What is true is that attention to sexual violence and abduction continues to neglect the role that women and girls play in this conflict (and others) both practically and symbolically. There is a need for a greater depth of understanding around how Boko Haram uses abduction of women for institutional purposes like informing group unity, bargaining with the Nigerian government, creating a broader context of fear among local populations, capitalizing on international attention by “parading” girls they claim belong to the abducted group from Chibok as “enforcers” in front of newly abducted women and girls, as well as showcasing the implementation of Sharia law.

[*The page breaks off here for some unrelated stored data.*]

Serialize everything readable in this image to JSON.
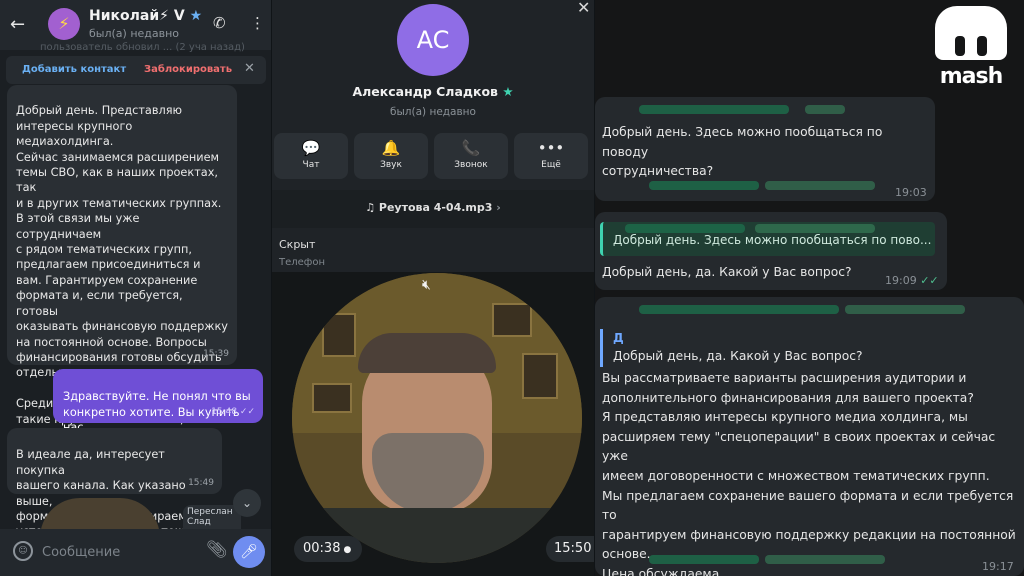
{
  "left": {
    "contact_name": "Николай⚡ V",
    "contact_star": "★",
    "contact_status": "был(а) недавно",
    "avatar_glyph": "⚡",
    "ghost_text": "пользователь обновил ... (2 уча назад)",
    "add_contact": "Добавить контакт",
    "block": "Заблокировать",
    "messages": [
      {
        "text": "Добрый день. Представляю\nинтересы крупного медиахолдинга.\nСейчас занимаемся расширением\nтемы СВО, как в наших проектах, так\nи в других тематических группах.\nВ этой связи мы уже сотрудничаем\nс рядом тематических групп,\nпредлагаем присоединиться и\nвам. Гарантируем сохранение\nформата и, если требуется, готовы\nоказывать финансовую поддержку\nна постоянной основе. Вопросы\nфинансирования готовы обсудить\nотдельно.\n\nСреди наших партнёров уже есть\nтакие крупные и именитые, как\nСергей Колясников и Александр\nСладков.",
        "time": "15:39"
      },
      {
        "text": "Здравствуйте. Не понял что вы\nконкретно хотите. Вы купить нас\nпредлагаете?",
        "time": "15:48"
      },
      {
        "text": "В идеале да, интересует покупка\nвашего канала. Как указано выше,\nформат менять не собираемся,\nустоявшуюся команду - тоже.",
        "time": "15:49"
      }
    ],
    "forwarded_label": "Переслан",
    "forwarded_from": "Слад",
    "input_placeholder": "Сообщение"
  },
  "middle": {
    "avatar_initials": "AC",
    "name": "Александр Сладков",
    "name_star": "★",
    "status": "был(а) недавно",
    "actions": [
      {
        "label": "Чат",
        "icon": "💬"
      },
      {
        "label": "Звук",
        "icon": "🔔"
      },
      {
        "label": "Звонок",
        "icon": "📞"
      },
      {
        "label": "Ещё",
        "icon": "•••"
      }
    ],
    "audio_file": "♫ Реутова 4-04.mp3",
    "audio_chevron": "›",
    "phone_value": "Скрыт",
    "phone_label": "Телефон",
    "video_duration": "00:38",
    "video_clock": "15:50"
  },
  "right": {
    "logo": "mash",
    "messages": [
      {
        "text": "Добрый день. Здесь можно пообщаться по поводу\nсотрудничества?",
        "time": "19:03"
      },
      {
        "quote": "Добрый день. Здесь можно пообщаться по пово...",
        "text": "Добрый день, да. Какой у Вас вопрос?",
        "time": "19:09",
        "checks": "✓✓"
      },
      {
        "quote_name": "Д",
        "quote": "Добрый день, да. Какой у Вас вопрос?",
        "text": "Вы рассматриваете варианты расширения аудитории и\nдополнительного финансирования для вашего проекта?\nЯ представляю интересы крупного медиа холдинга, мы\nрасширяем тему \"спецоперации\" в своих проектах и сейчас уже\nимеем договоренности с множеством тематических групп.\nМы предлагаем сохранение вашего формата и если требуется то\nгарантируем финансовую поддержку редакции на постоянной\nоснове.\nЦена обсуждаема",
        "time": "19:17"
      }
    ]
  }
}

Moreover, the Boko Haram example underscores how stereotyped perceptions may create suboptimal enforcement of antiterrorism laws. Increasingly, a “gender-neutral” slant, viewing women as equally capable of violence, from an efficiency and enforcement perspective, might justify giving greater reach to counterterrorism provisions. In parallel, understanding that the coercive and blunt application of anti-terrorrism laws have gendered effects, and can further alienate and disempower communities who are being subject to the radicalization of violent extremist movements, should lend pause to the idea that a blunt military response always solves the problem. The gendered dimensions of suicide bombing might rather force some uncomfortable conversations about the efficacy of contemporary legal and policy solutions to terrorism. This might encourage engagement with why so much political time and energy is spend “defeating,” “ending,” and “managing” terrorism rather than on reflecting on the causes (including the gender dynamics) that enable and produce terrorism in the first place.